Actin polymerization contributes to enhanced pulmonary vasoconstrictor reactivity after chronic hypoxia

Chronic hypoxia (CH) is known to exacerbate both basal and endothelin-1 (ET-1)-induced pulmonary vasoconstriction, a process mediated through the generation of reactive oxygen species (ROS) and the activation of RhoA/Rho kinase (ROCK)-dependent pathways that sensitize myofilaments to calcium. Given that ROCK facilitates actin polymerization and that the actin cytoskeleton plays a crucial role in regulating smooth muscle tone, we hypothesized that actin polymerization might be essential for the heightened basal and ET-1-induced vasoconstriction observed following CH. To explore this hypothesis, we conducted experiments on pressurized pulmonary arteries (fourth and fifth order) from both control and CH rats, where the endothelium had been disrupted. The rats were exposed to 4 weeks of hypoxia at 0.5 atm to induce CH conditions.

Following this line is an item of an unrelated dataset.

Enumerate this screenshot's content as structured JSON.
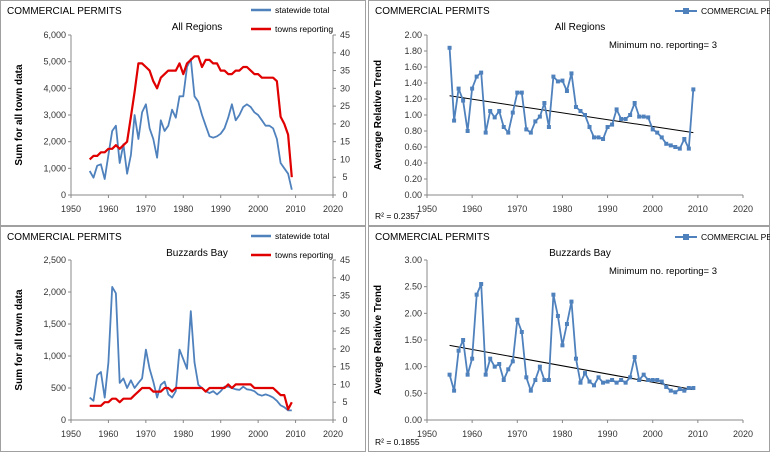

We employed two actin polymerization inhibitors—cytochalasin and latrunculin—and observed their effects on both basal and ET-1-induced vasoconstriction. These inhibitors significantly reduced vasoconstriction in CH vessels but had no such effect on control vessels, supporting our hypothesis that actin polymerization is involved in the enhanced vasoconstrictive response in CH conditions. To examine whether CH directly alters the actin profile in these arteries, we measured the ratios of filamentous actin (F-actin) to globular actin (G-actin) by fluorescent labeling of F-actin and G-actin in fixed pulmonary arteries, along with actin sedimentation assays on homogenized pulmonary artery lysates. Interestingly, while no differences were observed in actin polymerization between the two groups under baseline conditions, ET-1 stimulation led to increased actin polymerization in the pulmonary arteries from CH rats. This response was notably attenuated by the ROS scavenger tiron, the ROCK inhibitor fasudil, and a small-molecule inhibitor targeting mDia (a key effector of RhoA).

Further analysis through immunoblotting revealed that CH conditions increased both the phosphorylated (inactive) and total levels of cofilin, an actin disassembly factor. However, the ratio of phosphorylated cofilin to total cofilin remained unchanged, suggesting that cofilin’s role in actin dynamics during CH is not altered in the same manner. Taken together, these findings indicate that actin polymerization plays a significant role in the increased basal pulmonary arterial constriction and the enhanced ET-1-induced vasoconstrictor reactivity seen in chronic hypoxia. This effect is mediated through ROS and ROCK signaling, with mDia being an important mediator of ET-1-induced actin polymerization. Importantly, the response appears independent of changes in cofilin phosphorylation status, further indicating the complexity of the mechanisms involved.